Compare the GBPUS chart above to the EURGBP chart below, which shows the same period, and you can see that trading is much more confusing and sterile (not many good signals, if any). This chart looks ugly and if you followed it every day and tried to trade it you would probably lose.
Gold vs. Silver:
I prefer gold over silver. It is more liquid and widespread and moves better. Who doesn't want to trade gold? It tends to swing a lot and tend a lot (good things for price dealers), and the signals that form tend to be quite pronounced.
In the daily gold chart below, notice the nice trend and the clear signals that have formed within this trend. Compare this to the silver chart below (with the same time period) and you will notice quite a difference.
This chart is messy and choppy, so trading it is much more difficult than the gold chart above. It doesn't take a rocket scientist to figure out why …
The proprietary trading method for price promotions I work with is applicable to many different global markets, not just forex, as you can see from the examples above. Just because there are literally hundreds of different markets you can trade doesn't mean you should all trade. I have found that as a specialist in certain markets, you significantly increase your chances of long-term trading success. You can trade every single precious metal out there, but why? I trade gold because it is the largest and best precious metals market and the price action signals provide the most consistent results.

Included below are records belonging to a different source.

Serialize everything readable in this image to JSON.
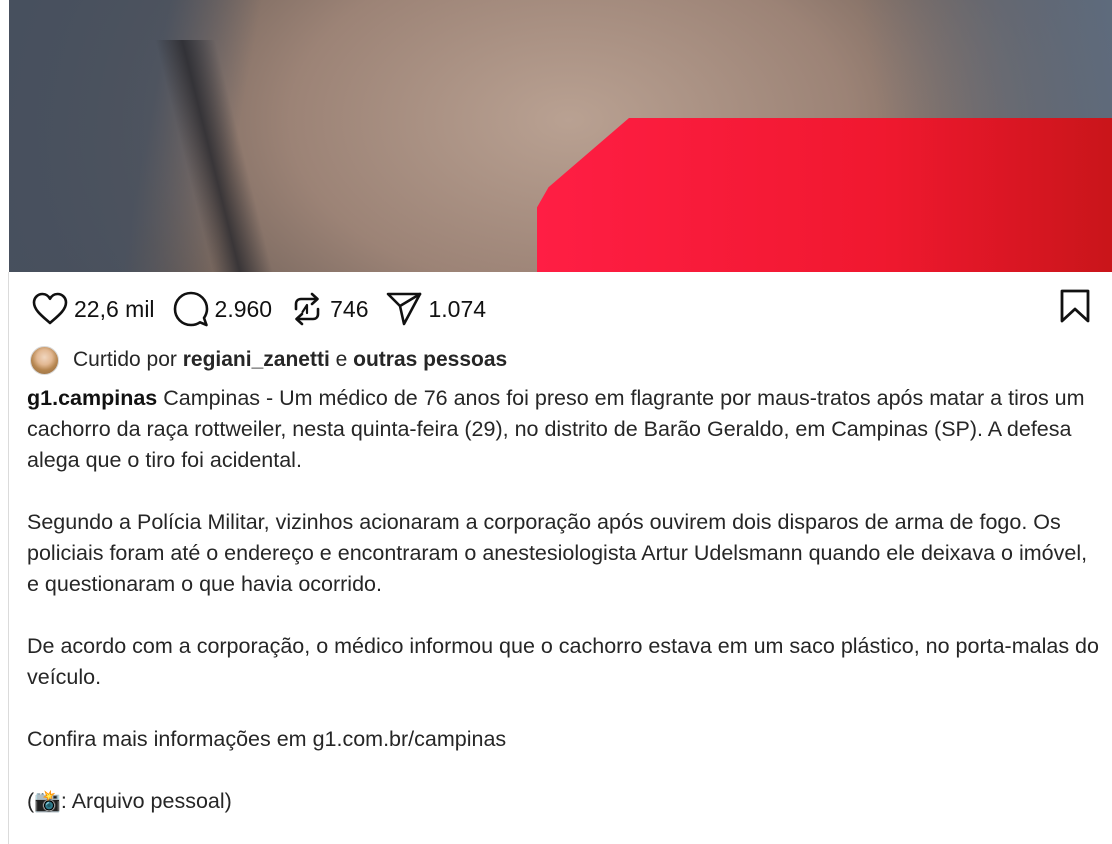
{
  "post": {
    "actions": {
      "likes": "22,6 mil",
      "comments": "2.960",
      "reposts": "746",
      "shares": "1.074"
    },
    "liked_by": {
      "prefix": "Curtido por",
      "user": "regiani_zanetti",
      "connector": "e",
      "others": "outras pessoas"
    },
    "caption": {
      "username": "g1.campinas",
      "paragraph_1": "Campinas - Um médico de 76 anos foi preso em flagrante por maus-tratos após matar a tiros um cachorro da raça rottweiler, nesta quinta-feira (29), no distrito de Barão Geraldo, em Campinas (SP). A defesa alega que o tiro foi acidental.",
      "paragraph_2": "Segundo a Polícia Militar, vizinhos acionaram a corporação após ouvirem dois disparos de arma de fogo. Os policiais foram até o endereço e encontraram o anestesiologista Artur Udelsmann quando ele deixava o imóvel, e questionaram o que havia ocorrido.",
      "paragraph_3": "De acordo com a corporação, o médico informou que o cachorro estava em um saco plástico, no porta-malas do veículo.",
      "paragraph_4": "Confira mais informações em g1.com.br/campinas",
      "paragraph_5": "(📸: Arquivo pessoal)"
    }
  },
  "icons": {
    "like": "heart-icon",
    "comment": "comment-bubble-icon",
    "repost": "repost-icon",
    "share": "send-icon",
    "save": "bookmark-icon"
  },
  "colors": {
    "accent_red": "#ff1e44",
    "text": "#262626"
  }
}
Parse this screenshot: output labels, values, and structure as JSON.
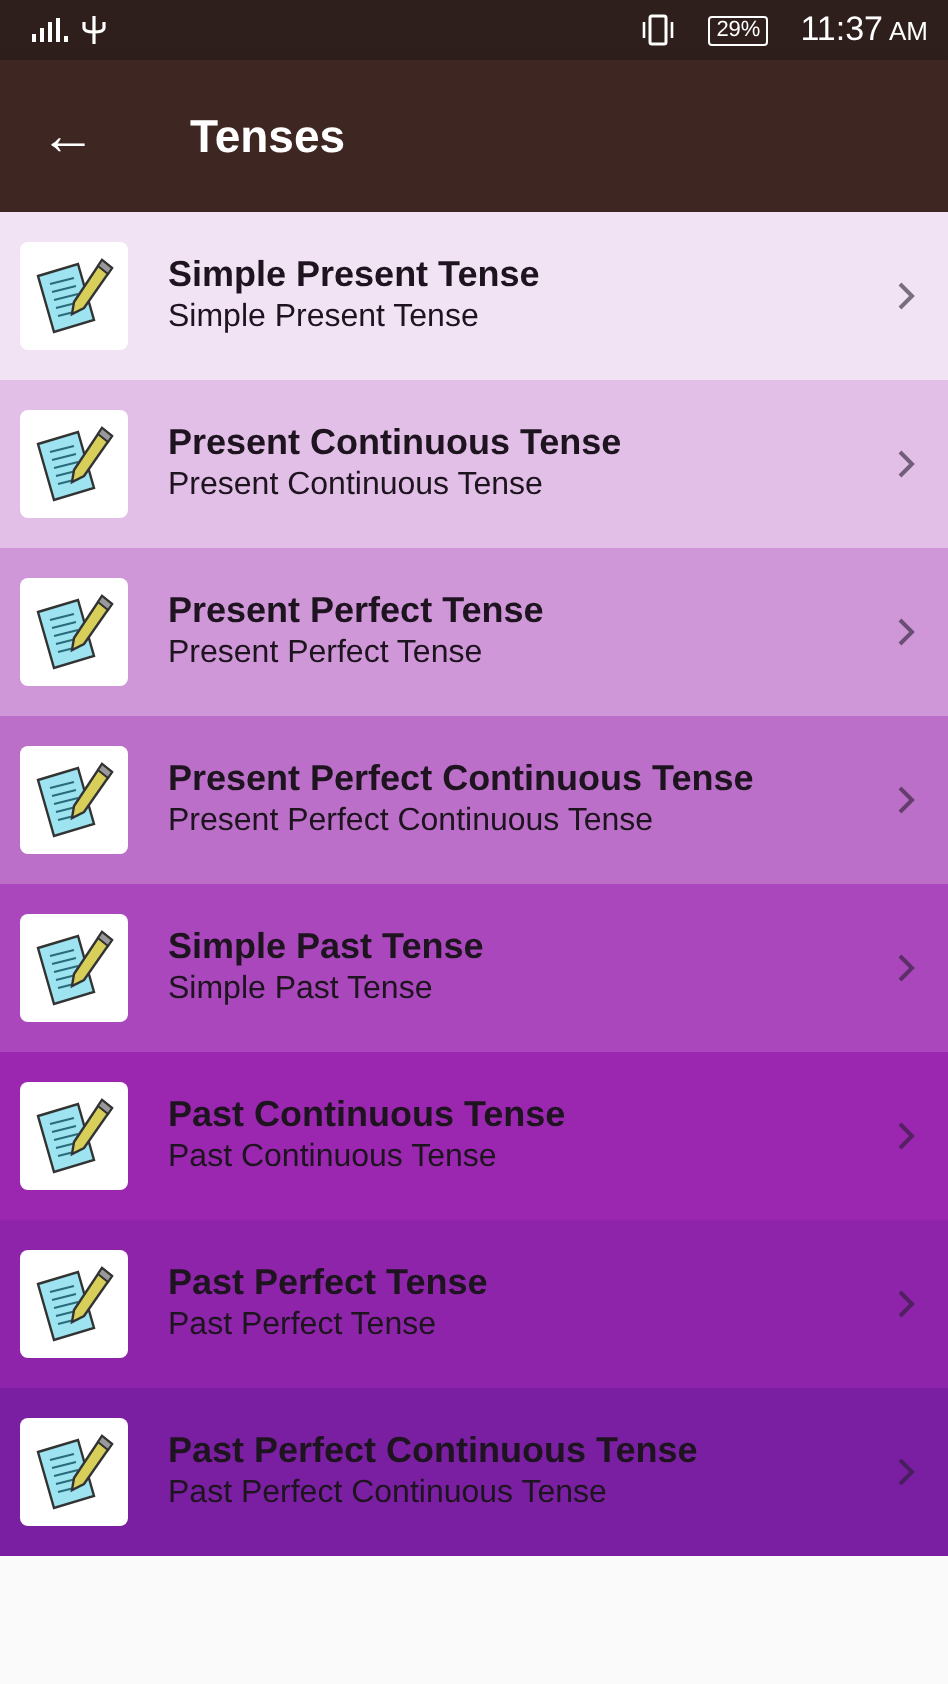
{
  "status_bar": {
    "battery": "29%",
    "time": "11:37",
    "am_pm": "AM"
  },
  "toolbar": {
    "back": "←",
    "title": "Tenses"
  },
  "items": [
    {
      "title": "Simple Present Tense",
      "subtitle": "Simple Present Tense",
      "color": "#f2e3f4"
    },
    {
      "title": "Present Continuous Tense",
      "subtitle": "Present Continuous Tense",
      "color": "#e2bfe6"
    },
    {
      "title": "Present Perfect Tense",
      "subtitle": "Present Perfect Tense",
      "color": "#cf97d8"
    },
    {
      "title": "Present Perfect Continuous Tense",
      "subtitle": "Present Perfect Continuous Tense",
      "color": "#bc6fc9"
    },
    {
      "title": "Simple Past Tense",
      "subtitle": "Simple Past Tense",
      "color": "#aa47bc"
    },
    {
      "title": "Past Continuous Tense",
      "subtitle": "Past Continuous Tense",
      "color": "#9b27b0"
    },
    {
      "title": "Past Perfect Tense",
      "subtitle": "Past Perfect Tense",
      "color": "#8e24aa"
    },
    {
      "title": "Past Perfect Continuous Tense",
      "subtitle": "Past Perfect Continuous Tense",
      "color": "#7b1fa2"
    }
  ]
}
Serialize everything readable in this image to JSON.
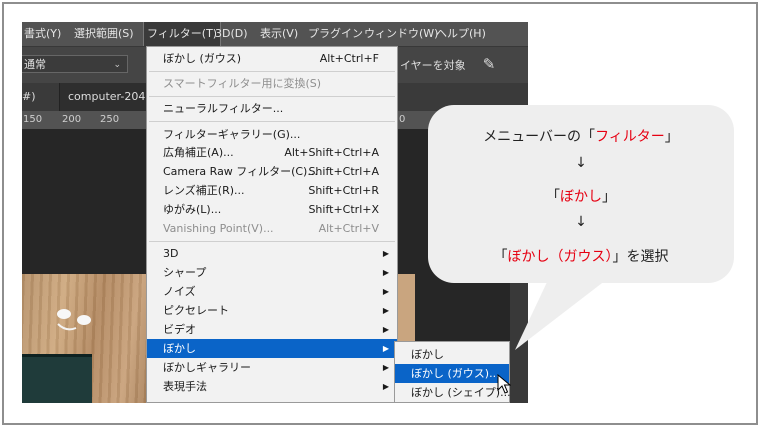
{
  "menubar": {
    "items": [
      "書式(Y)",
      "選択範囲(S)",
      "フィルター(T)",
      "3D(D)",
      "表示(V)",
      "プラグイン",
      "ウィンドウ(W)",
      "ヘルプ(H)"
    ]
  },
  "options_bar": {
    "blend_mode": "通常",
    "layer_target_text": "イヤーを対象"
  },
  "tabs": {
    "tab1": "#)",
    "tab2": "computer-204"
  },
  "ruler": {
    "ticks": [
      "150",
      "200",
      "250",
      "0"
    ]
  },
  "filter_menu": {
    "items": [
      {
        "label": "ぼかし (ガウス)",
        "shortcut": "Alt+Ctrl+F"
      },
      {
        "label": "スマートフィルター用に変換(S)"
      },
      {
        "label": "ニューラルフィルター..."
      },
      {
        "label": "フィルターギャラリー(G)..."
      },
      {
        "label": "広角補正(A)...",
        "shortcut": "Alt+Shift+Ctrl+A"
      },
      {
        "label": "Camera Raw フィルター(C)...",
        "shortcut": "Shift+Ctrl+A"
      },
      {
        "label": "レンズ補正(R)...",
        "shortcut": "Shift+Ctrl+R"
      },
      {
        "label": "ゆがみ(L)...",
        "shortcut": "Shift+Ctrl+X"
      },
      {
        "label": "Vanishing Point(V)...",
        "shortcut": "Alt+Ctrl+V"
      },
      {
        "label": "3D"
      },
      {
        "label": "シャープ"
      },
      {
        "label": "ノイズ"
      },
      {
        "label": "ピクセレート"
      },
      {
        "label": "ビデオ"
      },
      {
        "label": "ぼかし"
      },
      {
        "label": "ぼかしギャラリー"
      },
      {
        "label": "表現手法"
      }
    ]
  },
  "blur_submenu": {
    "items": [
      "ぼかし",
      "ぼかし (ガウス)...",
      "ぼかし (シェイプ)..."
    ]
  },
  "callout": {
    "line1_prefix": "メニューバーの「",
    "line1_red": "フィルター",
    "line1_suffix": "」",
    "arrow1": "↓",
    "line2_prefix": "「",
    "line2_red": "ぼかし",
    "line2_suffix": "」",
    "arrow2": "↓",
    "line3_prefix": "「",
    "line3_red": "ぼかし（ガウス）",
    "line3_suffix": "」を選択"
  },
  "colors": {
    "highlight": "#0a64c8",
    "callout_red": "#e60012"
  }
}
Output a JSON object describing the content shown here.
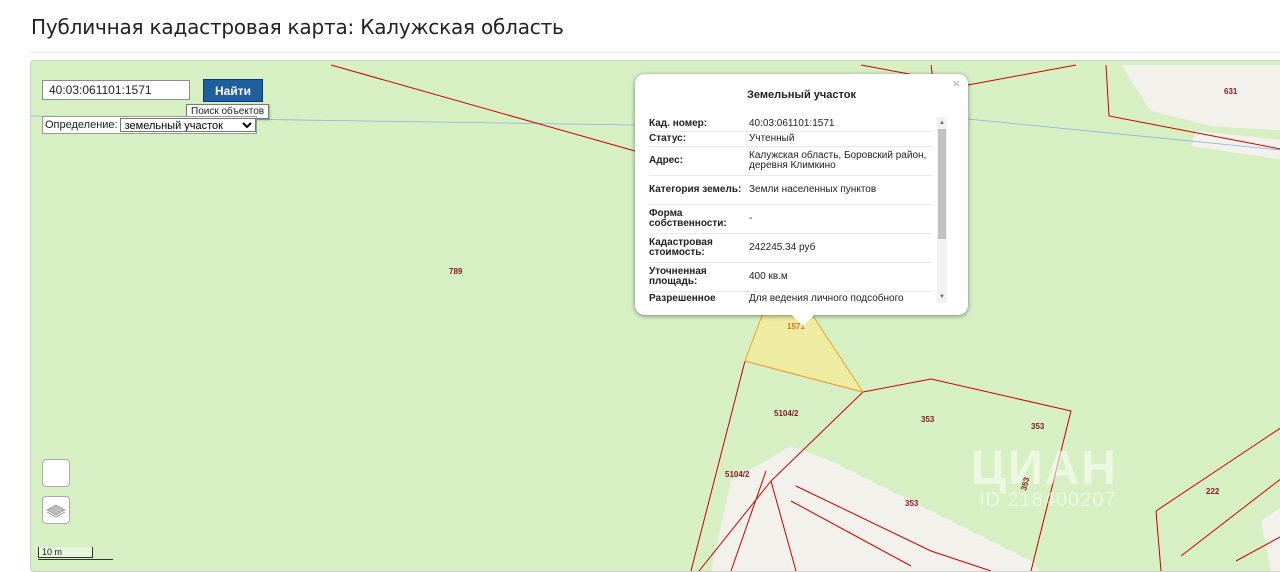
{
  "page": {
    "title": "Публичная кадастровая карта: Калужская область"
  },
  "search": {
    "value": "40:03:061101:1571",
    "button_label": "Найти",
    "tooltip": "Поиск объектов"
  },
  "definition": {
    "label": "Определение:",
    "selected": "земельный участок"
  },
  "scale": {
    "label": "10 m"
  },
  "map_labels": {
    "l789": "789",
    "l631": "631",
    "l1571": "1571",
    "l5104_2a": "5104/2",
    "l5104_2b": "5104/2",
    "l353a": "353",
    "l353b": "353",
    "l353c": "353",
    "l353d": "353",
    "l222": "222"
  },
  "popup": {
    "title": "Земельный участок",
    "close": "×",
    "rows": [
      {
        "label": "Кад. номер:",
        "value": "40:03:061101:1571"
      },
      {
        "label": "Статус:",
        "value": "Учтенный"
      },
      {
        "label": "Адрес:",
        "value": "Калужская область, Боровский район, деревня Климкино"
      },
      {
        "label": "Категория земель:",
        "value": "Земли населенных пунктов"
      },
      {
        "label": "Форма собственности:",
        "value": "-"
      },
      {
        "label": "Кадастровая стоимость:",
        "value": "242245.34 руб"
      },
      {
        "label": "Уточненная площадь:",
        "value": "400 кв.м"
      },
      {
        "label": "Разрешенное",
        "value": "Для ведения личного подсобного"
      }
    ]
  },
  "watermark": {
    "brand": "ЦИАН",
    "id": "ID 218400207"
  },
  "colors": {
    "map_bg": "#d6f0c4",
    "boundary": "#cc0000",
    "selected_fill": "#eeeca0",
    "selected_stroke": "#f0a030",
    "road": "#f3f1ec",
    "button": "#1f5f9e"
  }
}
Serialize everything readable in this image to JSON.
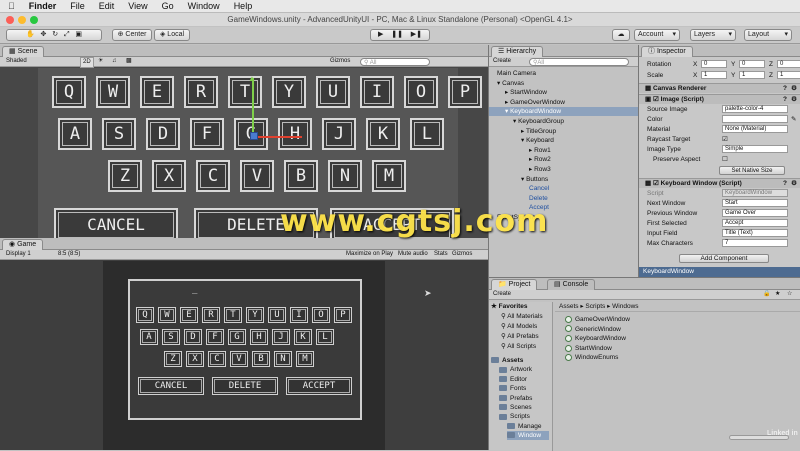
{
  "mac_menu": [
    "Finder",
    "File",
    "Edit",
    "View",
    "Go",
    "Window",
    "Help"
  ],
  "window_title": "GameWindows.unity - AdvancedUnityUI - PC, Mac & Linux Standalone (Personal) <OpenGL 4.1>",
  "toolbar": {
    "center": "Center",
    "local": "Local",
    "account": "Account",
    "layers": "Layers",
    "layout": "Layout"
  },
  "scene": {
    "tab": "Scene",
    "shading": "Shaded",
    "mode_2d": "2D",
    "gizmos": "Gizmos",
    "search_placeholder": "All",
    "rows": [
      [
        "Q",
        "W",
        "E",
        "R",
        "T",
        "Y",
        "U",
        "I",
        "O",
        "P"
      ],
      [
        "A",
        "S",
        "D",
        "F",
        "G",
        "H",
        "J",
        "K",
        "L"
      ],
      [
        "Z",
        "X",
        "C",
        "V",
        "B",
        "N",
        "M"
      ]
    ],
    "buttons": [
      "CANCEL",
      "DELETE",
      "ACCEPT"
    ]
  },
  "game": {
    "tab": "Game",
    "display": "Display 1",
    "aspect": "8:5 (8:5)",
    "maximize": "Maximize on Play",
    "mute": "Mute audio",
    "stats": "Stats",
    "gizmos": "Gizmos",
    "input_text": "_",
    "rows": [
      [
        "Q",
        "W",
        "E",
        "R",
        "T",
        "Y",
        "U",
        "I",
        "O",
        "P"
      ],
      [
        "A",
        "S",
        "D",
        "F",
        "G",
        "H",
        "J",
        "K",
        "L"
      ],
      [
        "Z",
        "X",
        "C",
        "V",
        "B",
        "N",
        "M"
      ]
    ],
    "buttons": [
      "CANCEL",
      "DELETE",
      "ACCEPT"
    ]
  },
  "hierarchy": {
    "tab": "Hierarchy",
    "create": "Create",
    "search": "All",
    "items": [
      "Main Camera",
      "Canvas",
      "StartWindow",
      "GameOverWindow",
      "KeyboardWindow",
      "KeyboardGroup",
      "TitleGroup",
      "Keyboard",
      "Row1",
      "Row2",
      "Row3",
      "Buttons",
      "Cancel",
      "Delete",
      "Accept",
      "EventSystem"
    ]
  },
  "inspector": {
    "tab": "Inspector",
    "rotation_label": "Rotation",
    "rotation": [
      "0",
      "0",
      "0"
    ],
    "scale_label": "Scale",
    "scale": [
      "1",
      "1",
      "1"
    ],
    "canvas_renderer": "Canvas Renderer",
    "image_header": "Image (Script)",
    "source_image_label": "Source Image",
    "source_image": "palette-color-4",
    "color_label": "Color",
    "material_label": "Material",
    "material": "None (Material)",
    "raycast_label": "Raycast Target",
    "image_type_label": "Image Type",
    "image_type": "Simple",
    "preserve_label": "Preserve Aspect",
    "native_size": "Set Native Size",
    "kw_header": "Keyboard Window (Script)",
    "script_label": "Script",
    "script": "KeyboardWindow",
    "next_label": "Next Window",
    "next": "Start",
    "prev_label": "Previous Window",
    "prev": "Game Over",
    "first_label": "First Selected",
    "first": "Accept",
    "input_label": "Input Field",
    "input": "Title (Text)",
    "max_label": "Max Characters",
    "max": "7",
    "add_component": "Add Component",
    "footer": "KeyboardWindow"
  },
  "project": {
    "tab": "Project",
    "console_tab": "Console",
    "create": "Create",
    "favorites": [
      "Favorites",
      "All Materials",
      "All Models",
      "All Prefabs",
      "All Scripts"
    ],
    "assets": [
      "Assets",
      "Artwork",
      "Editor",
      "Fonts",
      "Prefabs",
      "Scenes",
      "Scripts",
      "Manage",
      "Window"
    ],
    "breadcrumb": [
      "Assets",
      "Scripts",
      "Windows"
    ],
    "files": [
      "GameOverWindow",
      "GenericWindow",
      "KeyboardWindow",
      "StartWindow",
      "WindowEnums"
    ]
  },
  "watermark": "www.cgtsj.com",
  "brand": "Linked in"
}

If you would like my weekly and daily analysis on the above markets, I will analyze their price movements and discuss possible trading signals in the newsletter for my members' daily trading configurations. In addition, all of my price gauges and strategies for indices, commodities and forex can and should be used as explained above and can even be applied to major stocks. As mentioned above, the chances are almost limitless if you learn to read and weigh the “footprints” created by the price movement on a chart. However, not all chances are the same and therefore you have to become a specialist!
Note – If you want to trade the same markets that I discussed in this article, you can access them through them I use the MetaTrader platform here.
What do you think about this lesson? Please leave your comments and feedback below!